Pourtant, mon cœur s'était emballé quand j'avais réalisé qu'elle était toujours absente. Peut-être que Yan, son petit ami, l'avait retenue. Je ne voulais pas céder à l'inquiétude, mais un mauvais pressentiment m'avait envahie.
Comme un automate, j'avais levé la main pour demander la permission d'aller aux toilettes. En me dirigeant là-bas, je sentais que quelque chose n'allait pas.
Et puis je l'avais trouvée.
Rosalie, assise sur le sol crasseux, les jambes remontées sur sa poitrine, ses bras l'encerclaient. Seuls ses cheveux roux s'échappaient de sa posture recroquevillée, mais j'avais pu entendre ses sanglots, des sons qui me transperçaient le cœur.
Je m'étais accroupie à ses côtés, m'efforçant de lui offrir ma présence.
— Que se passe-t-il ? je lui avais demandé, ma voix douce pour apaiser sa peine.
Ses yeux, remplis de larmes, s'étaient plongés dans les miens, et elle murmura un seul mot, un souffle brisé.
— Yan...
Cette voix qui résonnait habituellement avec tant de clarté n'était plus qu'un écho de douleur. Mon cœur se serrait pour elle. Pendant l'heure qui avait suivi, je restais à ses côtés, chassant ses larmes, lui permettant de laisser échapper sa colère. Nous avions préparé des plans de vengeance ensemble, des idées folles et audacieuses, avant qu'elle ne retombe dans les pleurs.
Un claquement de doigts me ramène à la réalité.
Rosalie est là, devant moi. Elle retrouve son éclat, rayonnante de bonheur et de joie de vivre. Cette petite fille de onze ans, au cœur meurtri, laisse place à une jeune fille vibrante de vie.

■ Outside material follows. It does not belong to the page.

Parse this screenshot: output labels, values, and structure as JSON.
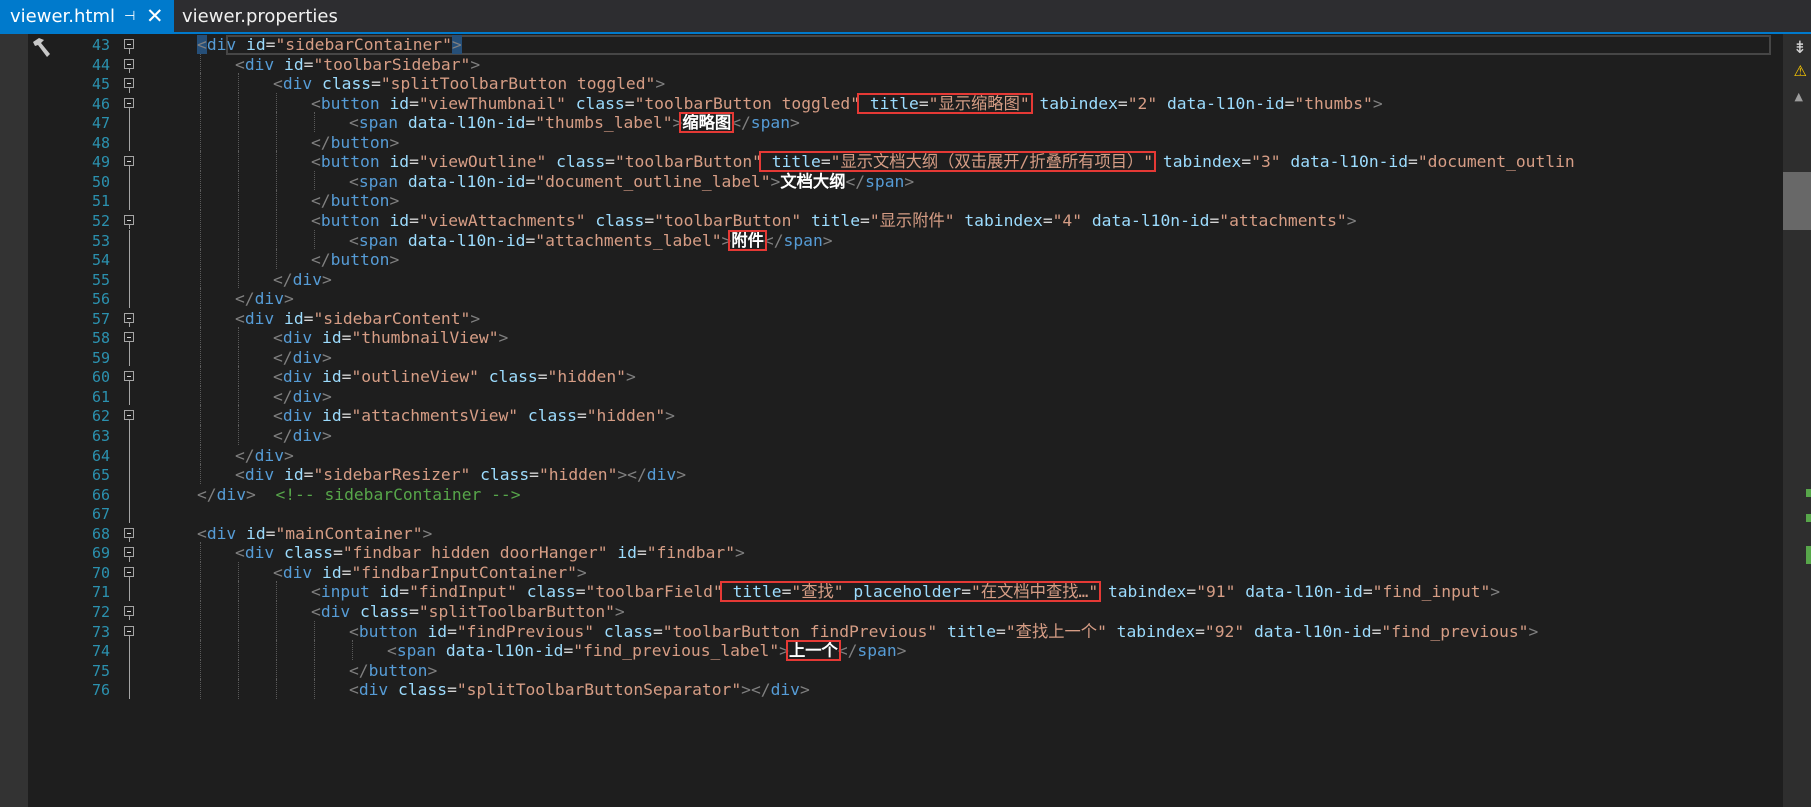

Je me souviens très bien de la gifle que j'avais mise à Yan, avec toute ma colère contre lui, en criant à quel point il est inhumain. Bien sûr, j'ai écopé d'une retenue, mais au final, j'avais gagné une amie en or.
Je regarde Rosalie, le sourire aux lèvres, et je sais que si c'était à refaire, je n'hésiterais pas une seule seconde. Nous sommes unies comme les deux doigts de la main, prêtes à affronter le monde ensemble.
Un fantôme traverse ses lèvres en guise de sourire.
— Ce n'est pas bon de tout garder pour toi, ma pâte d'amande, conseille-t-elle en me frottant le dos.
Je sais qu'elle a parfaitement raison, c'est pourquoi je prends une grande inspiration avant de lâcher la bombe qui se nomme Matthew.